Three innovators elected to National Academy of Inventors
Three UC Berkeley faculty members – Tsu-Jae King Liu and Eli Yablonovitch of electrical engineering and computer sciences and Daniel Portnoy of molecular and cell biology and public health – have been named fellows of the National Academy of Inventors, an organization that champions the societal benefits of university research.
The three were among 155 new fellows announced today who together account for nearly 6,000 U.S. patents.
Liu, the TSMC Distinguished Professor in Microelectronics and a member of the Kavli Energy Nanosciences Institute at UC Berkeley, has contributed over her career to many developments in semiconductor devices and technology and co-invented, with UC Berkeley’s Chenming Hu, the FinFET transistor (fin field-effect transistor), which is used today in leading-edge integrated circuits. She was instrumental in demonstrating the reliability and scalability of FinFETs, and presently holds 94 patents and an additional 80 patents pending in the field of semiconductor devices and fabrication methods. Thirty-seven of her issued patents were assigned to a company she cofounded, Progressant Technologies, Inc., which was acquired by Synopsys, Inc.

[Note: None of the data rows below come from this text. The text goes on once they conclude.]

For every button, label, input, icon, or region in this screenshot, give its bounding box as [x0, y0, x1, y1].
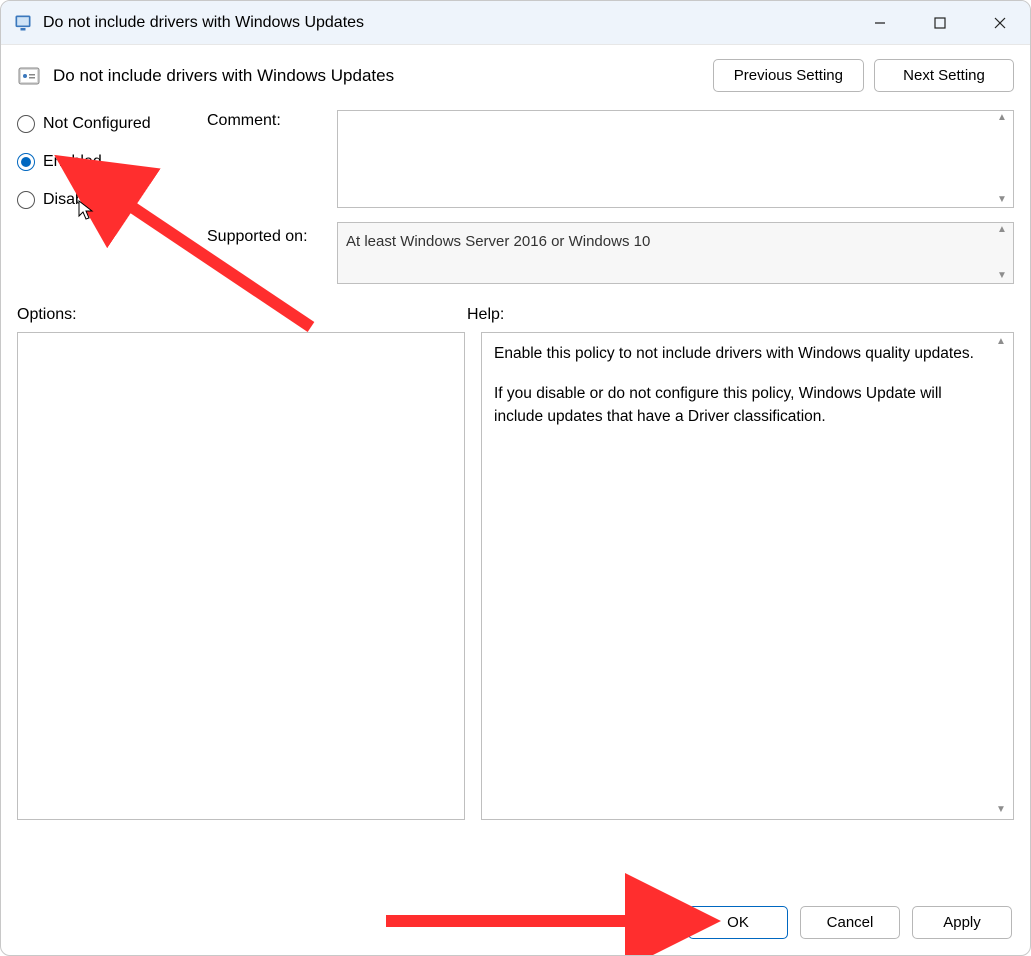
- next-setting-button[interactable]: Next Setting: [874, 59, 1014, 92]
- policy-editor-window: Do not include drivers with Windows Upda…: [0, 0, 1031, 956]
- scroll-up-icon: ▲: [992, 337, 1010, 347]
- policy-title: Do not include drivers with Windows Upda…: [53, 66, 701, 86]
- scroll-down-icon: ▼: [992, 805, 1010, 815]
- cancel-button[interactable]: Cancel: [800, 906, 900, 939]
- dialog-buttons: OK Cancel Apply: [688, 906, 1012, 939]
- scroll-down-icon: ▼: [993, 195, 1011, 205]
- policy-icon: [17, 64, 41, 88]
- ok-button[interactable]: OK: [688, 906, 788, 939]
- annotation-arrow: [381, 901, 681, 945]
- titlebar: Do not include drivers with Windows Upda…: [1, 1, 1030, 45]
- help-panel: Enable this policy to not include driver…: [481, 332, 1014, 820]
- help-label: Help:: [467, 306, 1014, 324]
- minimize-button[interactable]: [850, 1, 910, 44]
- scrollbar[interactable]: ▲ ▼: [993, 225, 1011, 281]
- radio-label: Enabled: [43, 153, 102, 171]
- radio-checked-icon: [17, 153, 35, 171]
- radio-label: Not Configured: [43, 115, 151, 133]
- scrollbar[interactable]: ▲ ▼: [993, 113, 1011, 205]
- close-button[interactable]: [970, 1, 1030, 44]
- comment-textarea[interactable]: ▲ ▼: [337, 110, 1014, 208]
- scroll-up-icon: ▲: [993, 113, 1011, 123]
- maximize-button[interactable]: [910, 1, 970, 44]
- comment-label: Comment:: [207, 110, 337, 130]
- radio-unchecked-icon: [17, 115, 35, 133]
- previous-setting-button[interactable]: Previous Setting: [713, 59, 864, 92]
- help-text: If you disable or do not configure this …: [494, 383, 987, 428]
- radio-disabled[interactable]: Disabled: [17, 191, 207, 209]
- scrollbar[interactable]: ▲ ▼: [992, 337, 1010, 815]
- supported-on-box: At least Windows Server 2016 or Windows …: [337, 222, 1014, 284]
- supported-value: At least Windows Server 2016 or Windows …: [346, 233, 650, 250]
- radio-not-configured[interactable]: Not Configured: [17, 115, 207, 133]
- supported-label: Supported on:: [207, 222, 337, 246]
- apply-button[interactable]: Apply: [912, 906, 1012, 939]
- options-label: Options:: [17, 306, 467, 324]
- help-text: Enable this policy to not include driver…: [494, 343, 987, 365]
- radio-label: Disabled: [43, 191, 105, 209]
- scroll-up-icon: ▲: [993, 225, 1011, 235]
- app-icon: [13, 13, 33, 33]
- options-panel: [17, 332, 465, 820]
- window-title: Do not include drivers with Windows Upda…: [43, 14, 364, 32]
- scroll-down-icon: ▼: [993, 271, 1011, 281]
- radio-unchecked-icon: [17, 191, 35, 209]
- radio-enabled[interactable]: Enabled: [17, 153, 207, 171]
- policy-header: Do not include drivers with Windows Upda…: [1, 45, 1030, 100]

Portnoy, the Edward Penhoet Distinguished Chair in Global Public Health and Infectious Diseases, is a leading expert on the food-borne pathogen Listeria monocytogenes, which serves as a model for other more dangerous bacterial diseases. His pioneering research on microbial pathogenesis has led to cancer immunotherapies, vaccine discovery and vaccine development platforms. He holds 19 U.S. and eight international patents, and has over 25 patent applications pending. Many of his patents have been licensed to biotechnology companies, where his inventions are being translated into cancer immunotherapeutics and novel vaccine discovery.

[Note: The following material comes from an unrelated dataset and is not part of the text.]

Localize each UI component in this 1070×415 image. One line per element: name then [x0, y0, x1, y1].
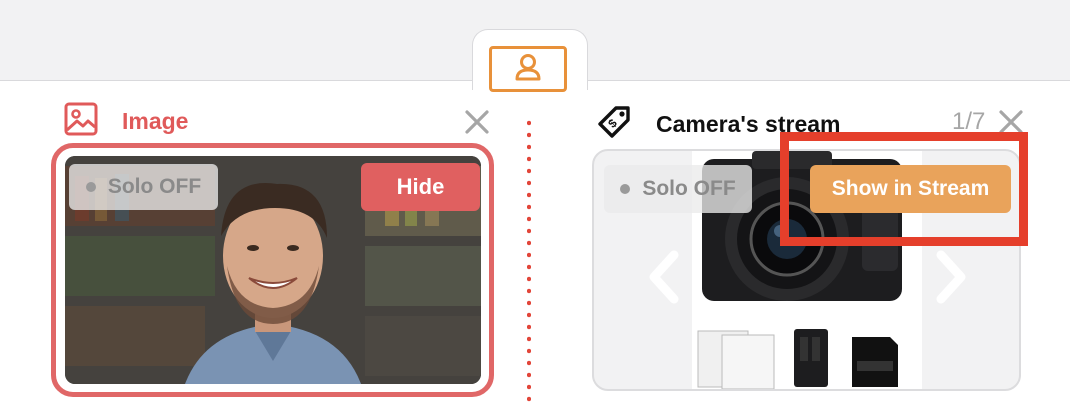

Yablonovitch, director of the multi-university National Science Foundation-funded Center for Energy Efficient Electronics Science, is a pioneer in optoelectronics, the technology that makes high-speed internet communications possible. He championed the use of strained semiconductor lasers in today’s optical telecommunication and coined the term “photonic crystal” – an artificial structure that manipulates beams of light in the same way that silicon and other semiconductors control electric currents. His startup company Ethertronics Inc. has shipped over 1.7 billion cellphone antennas, and Luxtera Inc., a company he cofounded, is the originator and world leader in silicon photonics.
UC Berkeley now has 14 living fellows in the National Academy of Inventors, including Paul Alivisatos, Jennifer Doudna, Amy Herr, Chenming Hu, Enrique Iglesia, Jay Keasling, Michael Marletta, Richard Mathies, Jasper Rine, George Smoot, and Paul Wright. The late Charles Townes was also a fellow.